Son installation “DVOŘÁK DREAMS” à Prague est peut-être le comble de cette dérive. Prendre 54 heures de musique du compositeur, les transformer en données, puis prétendre créer une “collaboration homme-machine” posthume, c’est faire preuve d’une arrogance technologique qui confine au grotesque. Antonín Dvořák, qui s’inspirait des chants populaires et de la nature, se retrouve transformé en flux de données dans un grand spectacle LED de 100 mètres carrés.

Les vrais innovateurs de l’art numérique, ceux qui comme Nam June Paik ont ouvert la voie à une réflexion critique sur la technologie, doivent se retourner dans leur tombe. Anadol n’est pas leur héritier, il est plutôt le Steve Jobs de l’art contemporain, créant des produits spectaculaires mais fondamentalement vides, des expériences utilisateur plutôt que des œuvres d’art.

Le problème n’est pas qu’Anadol utilise l’intelligence artificielle – après tout, l’art a toujours intégré les nouvelles technologies. Le problème est qu’il le fait sans distance critique, sans poésie, avec une foi aveugle dans le progrès technologique qui rappelle les pires aspects du futurisme italien. Il est le parfait représentant de ce que Bernard Stiegler appelait la “misère symbolique”, cette perte de singularité et de sens dans un monde où tout est calculable et reproductible.

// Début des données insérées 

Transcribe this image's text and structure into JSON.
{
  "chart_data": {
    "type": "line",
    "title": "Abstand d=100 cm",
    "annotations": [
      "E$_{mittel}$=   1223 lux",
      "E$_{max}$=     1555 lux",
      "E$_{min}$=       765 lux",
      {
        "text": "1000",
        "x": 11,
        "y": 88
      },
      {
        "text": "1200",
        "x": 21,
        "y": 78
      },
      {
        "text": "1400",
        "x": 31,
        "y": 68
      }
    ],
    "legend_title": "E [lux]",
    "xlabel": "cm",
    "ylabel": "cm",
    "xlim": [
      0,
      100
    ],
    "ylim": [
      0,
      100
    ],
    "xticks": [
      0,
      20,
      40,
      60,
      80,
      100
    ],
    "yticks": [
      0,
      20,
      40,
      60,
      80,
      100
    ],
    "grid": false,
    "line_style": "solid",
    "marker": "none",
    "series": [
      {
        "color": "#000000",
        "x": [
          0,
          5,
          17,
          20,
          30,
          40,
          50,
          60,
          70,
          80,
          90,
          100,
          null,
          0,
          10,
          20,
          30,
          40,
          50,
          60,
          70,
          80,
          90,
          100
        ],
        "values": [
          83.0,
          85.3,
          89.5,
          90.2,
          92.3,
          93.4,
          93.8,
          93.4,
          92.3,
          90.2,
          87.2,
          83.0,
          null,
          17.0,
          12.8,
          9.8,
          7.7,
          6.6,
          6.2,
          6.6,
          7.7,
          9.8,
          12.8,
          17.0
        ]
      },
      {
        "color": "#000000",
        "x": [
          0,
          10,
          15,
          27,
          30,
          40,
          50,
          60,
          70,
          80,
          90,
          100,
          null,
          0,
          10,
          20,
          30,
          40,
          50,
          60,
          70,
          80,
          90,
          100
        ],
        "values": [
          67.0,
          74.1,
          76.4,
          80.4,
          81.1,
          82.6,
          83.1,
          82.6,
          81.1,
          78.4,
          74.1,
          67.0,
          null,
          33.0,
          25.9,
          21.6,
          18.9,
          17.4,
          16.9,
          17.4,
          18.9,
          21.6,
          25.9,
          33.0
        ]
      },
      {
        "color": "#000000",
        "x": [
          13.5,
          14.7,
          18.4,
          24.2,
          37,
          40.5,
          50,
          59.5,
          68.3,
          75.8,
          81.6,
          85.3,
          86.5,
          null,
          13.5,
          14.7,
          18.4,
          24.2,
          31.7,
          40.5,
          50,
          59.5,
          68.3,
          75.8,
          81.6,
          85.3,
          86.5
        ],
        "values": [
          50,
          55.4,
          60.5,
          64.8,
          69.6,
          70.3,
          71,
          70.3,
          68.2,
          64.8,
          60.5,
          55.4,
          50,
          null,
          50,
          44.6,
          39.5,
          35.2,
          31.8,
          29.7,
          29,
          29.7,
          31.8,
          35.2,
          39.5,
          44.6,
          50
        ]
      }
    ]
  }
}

Ses installations sont comme ces centres commerciaux climatisés où l’on perd toute notion du temps et de l’espace. On y entre, on s’émerveille devant les jolies couleurs qui bougent, on prend quelques photos pour les réseaux sociaux, et on sort sans avoir été transformé, sans avoir été dérangé dans nos certitudes. C’est de l’art qui ne fait pas mal, qui ne pose pas de questions, qui se contente d’être joli et impressionnant.

Anadol n’est pas tant un artiste qu’un symptôme – le symptôme d’une époque qui confond l’innovation technologique avec le progrès artistique, la quantité de données avec la profondeur de pensée, le spectacle avec l’expérience esthétique. Ses œuvres sont des monuments à la gloire d’une société qui a perdu le sens de la transcendance et qui cherche dans les algorithmes une nouvelle forme de spiritualité.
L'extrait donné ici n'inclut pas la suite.